Results. For all 334 patients with follow-up data, the mean (± SE) three-year actuarial risk of recurrence of HBV was 50 ± 3 percent. The risk was 87 ± 4 percent among 163 patients with HBV-related cirrhosis. 32 ± 5 percent among 110 patients with cirrhosis related to hepatitis delta virus, 40 ± 16 percent among 14 patients with fulminant hepatitis delta infection, and 17 ± 7 percent among 39 patients with fulminant HBV infection (P<0.001). Among the patients with HBV-related cirrhosis, the risk of HBV recurrence was greatest (83 ± 8 percent) in those who were seropositive for HBV DNA at the time of transplantation and lowest (56 ± 7 percent) in those with neither HBV DNA nor hepatitis B e antigen detectable in serum. With respect to the use of passive prophylaxis with anti-HBs immune globulin, the risk of HBV recurrence was 75 ± 5 percent among the 67 patients given no immunoprophylaxis, 74 ± 5 percent among the 83 treated for two months, and 36 ± 4 percent among the 209 treated for six months or longer (P<0.001). In a multivariate analysis the predictors of a lower risk of HBV recurrence were the long-term administration of the immune globulin, hepatitis delta virus superinfection, and acute liver disease. For the entire study cohort, survival was 75 percent at one year and 63 percent at three years, but for those in whom HBV infection recurred, survival was 68 percent at one year and 44 percent at three years.
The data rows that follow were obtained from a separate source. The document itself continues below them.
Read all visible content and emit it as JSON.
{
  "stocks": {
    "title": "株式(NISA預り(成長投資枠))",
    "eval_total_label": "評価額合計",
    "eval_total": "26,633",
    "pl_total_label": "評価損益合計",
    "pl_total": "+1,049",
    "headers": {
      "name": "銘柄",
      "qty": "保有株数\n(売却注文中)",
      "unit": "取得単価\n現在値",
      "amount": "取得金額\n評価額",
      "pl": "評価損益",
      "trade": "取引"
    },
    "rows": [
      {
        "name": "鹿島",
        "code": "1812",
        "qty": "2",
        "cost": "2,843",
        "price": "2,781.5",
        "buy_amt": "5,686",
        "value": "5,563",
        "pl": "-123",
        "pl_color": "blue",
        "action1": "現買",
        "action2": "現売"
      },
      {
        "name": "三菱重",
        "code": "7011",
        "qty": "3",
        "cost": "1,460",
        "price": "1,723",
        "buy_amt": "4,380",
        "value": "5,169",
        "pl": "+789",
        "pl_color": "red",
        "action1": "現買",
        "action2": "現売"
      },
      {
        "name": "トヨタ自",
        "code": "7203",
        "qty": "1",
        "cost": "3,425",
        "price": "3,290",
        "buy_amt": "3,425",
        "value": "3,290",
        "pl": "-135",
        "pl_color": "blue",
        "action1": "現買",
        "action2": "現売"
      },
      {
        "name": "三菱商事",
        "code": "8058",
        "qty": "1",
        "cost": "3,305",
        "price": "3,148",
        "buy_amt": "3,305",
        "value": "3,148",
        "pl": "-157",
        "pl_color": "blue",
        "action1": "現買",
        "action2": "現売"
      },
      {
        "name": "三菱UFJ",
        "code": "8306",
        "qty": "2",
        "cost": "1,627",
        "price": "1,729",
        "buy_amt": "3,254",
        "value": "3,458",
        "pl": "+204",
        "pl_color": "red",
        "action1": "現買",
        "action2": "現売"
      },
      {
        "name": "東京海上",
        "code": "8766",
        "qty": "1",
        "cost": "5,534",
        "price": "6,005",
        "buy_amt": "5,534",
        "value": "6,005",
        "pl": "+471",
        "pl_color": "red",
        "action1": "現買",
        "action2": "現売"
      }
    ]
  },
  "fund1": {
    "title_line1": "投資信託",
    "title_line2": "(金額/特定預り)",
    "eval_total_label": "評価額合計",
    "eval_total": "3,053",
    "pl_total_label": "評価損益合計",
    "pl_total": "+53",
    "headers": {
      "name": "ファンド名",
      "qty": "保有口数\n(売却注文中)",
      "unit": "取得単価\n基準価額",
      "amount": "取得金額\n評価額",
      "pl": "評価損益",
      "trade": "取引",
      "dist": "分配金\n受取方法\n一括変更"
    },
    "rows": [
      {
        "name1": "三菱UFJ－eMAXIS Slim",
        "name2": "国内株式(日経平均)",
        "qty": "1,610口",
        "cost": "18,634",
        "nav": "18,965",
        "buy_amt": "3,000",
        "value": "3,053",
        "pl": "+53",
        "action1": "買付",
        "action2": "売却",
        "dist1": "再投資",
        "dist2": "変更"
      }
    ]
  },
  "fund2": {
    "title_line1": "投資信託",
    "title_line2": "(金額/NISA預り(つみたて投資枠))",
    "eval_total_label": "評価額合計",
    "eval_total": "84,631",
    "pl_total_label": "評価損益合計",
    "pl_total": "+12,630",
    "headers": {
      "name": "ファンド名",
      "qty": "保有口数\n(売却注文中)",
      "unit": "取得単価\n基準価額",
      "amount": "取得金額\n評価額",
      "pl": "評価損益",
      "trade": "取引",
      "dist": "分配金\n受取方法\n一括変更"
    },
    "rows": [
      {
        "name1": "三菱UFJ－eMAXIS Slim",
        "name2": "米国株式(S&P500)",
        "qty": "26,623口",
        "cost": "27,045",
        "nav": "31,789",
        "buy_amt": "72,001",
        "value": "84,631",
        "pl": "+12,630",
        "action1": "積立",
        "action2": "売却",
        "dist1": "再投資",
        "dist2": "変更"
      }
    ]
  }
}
Conclusions. In this retrospective study of HBsAg-positive patients, liver transplantation had better results in those who had fulminant hepatitis or delta virus superinfection. An absence of viral replication at the time of transplantation and long-term immunoprophylaxis were associated with a reduced risk of recurrent HBV infection and reduced mortality.